Last updated: 01 August 2016
The Berlin Group ISO8583 Authorisation & Clearing standards rely on Triple-DES security. The Triple-DES algorithm and therefore today’s PIN encryption and MACing is expected to be no longer secure in a mid-term perspective. For that reason some European banking communities, e.g. in Germany or Belgium, have considered a migration from Triple-DES towards AES (Advanced Encryption Standard) cryptography. To integrate AES also into the Berlin Group ISO8583 Authorisation & Clearing standards, e.g. key length, random number length, PIN block length and storage, MAC length versus truncated MAC, among many other things, need to be considered. An earlier Berlin Group Security Taskforce proposal document for integration of AES into the ISO8583 based Berlin Group specifications could not be finalised as agreement could not be reached within ISO on the proper bitmap positions to address the new ISO PIN block format, to transmit the PIN block itself and to note the 16-byte length.
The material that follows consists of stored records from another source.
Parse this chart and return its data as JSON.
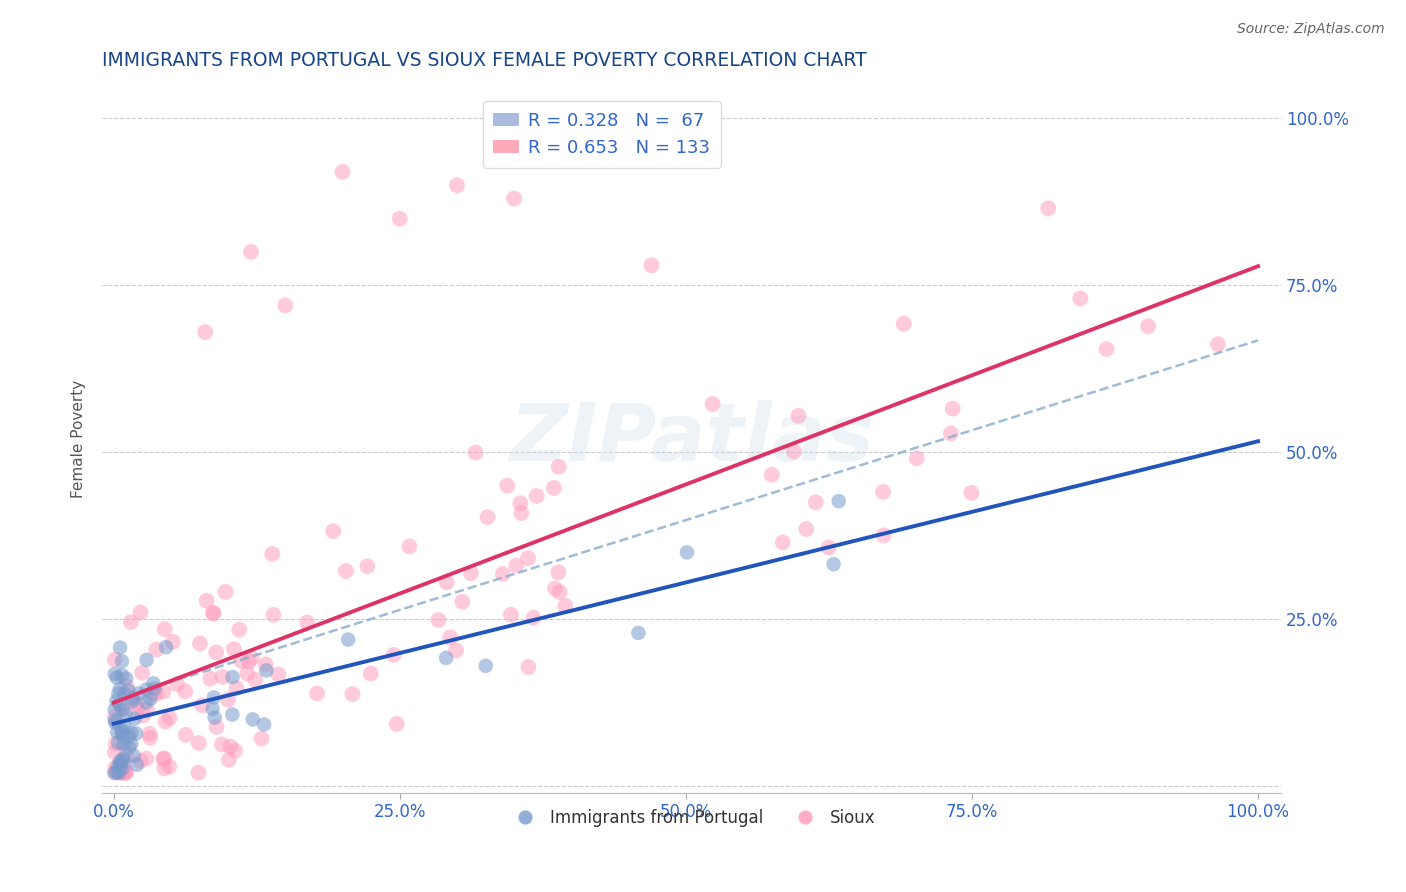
{
  "title": "IMMIGRANTS FROM PORTUGAL VS SIOUX FEMALE POVERTY CORRELATION CHART",
  "source": "Source: ZipAtlas.com",
  "ylabel": "Female Poverty",
  "series1_label": "Immigrants from Portugal",
  "series2_label": "Sioux",
  "series1_color": "#7799cc",
  "series2_color": "#ff99bb",
  "series1_R": 0.328,
  "series1_N": 67,
  "series2_R": 0.653,
  "series2_N": 133,
  "legend_text_color": "#3366cc",
  "title_color": "#1a4488",
  "watermark": "ZIPatlas",
  "background_color": "#ffffff",
  "grid_color": "#cccccc"
}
Like the Berlin Group, other ISO communities (e.g. ANSI X9) have voiced the need to find a harmonised way of integrating the AES-based PIN encryption block in the different ISO8583 versions. The ISO TC68/SC7/TG1 Sub-group for maintenance of ISO8583 has initiated a proposal within ISO to use a new format in a new specific data element that would accommodate the data requirements for AES and other encryption needs. This new data element would then contain e.g. the new AES-based PIN block, key information and sensitive data encryption, as a more flexible future replacement for data elements 52 (PIN data) & 53 (Security related control information). This new data element would also be better prepared for future innovations. The contents of this field would be governed by ISO13492 under SC2.
The Berlin Group is closely working with the ISO community on harmonisation of AES integration and is ready to integrate AES once ISO finalises the AES requirements into their standards.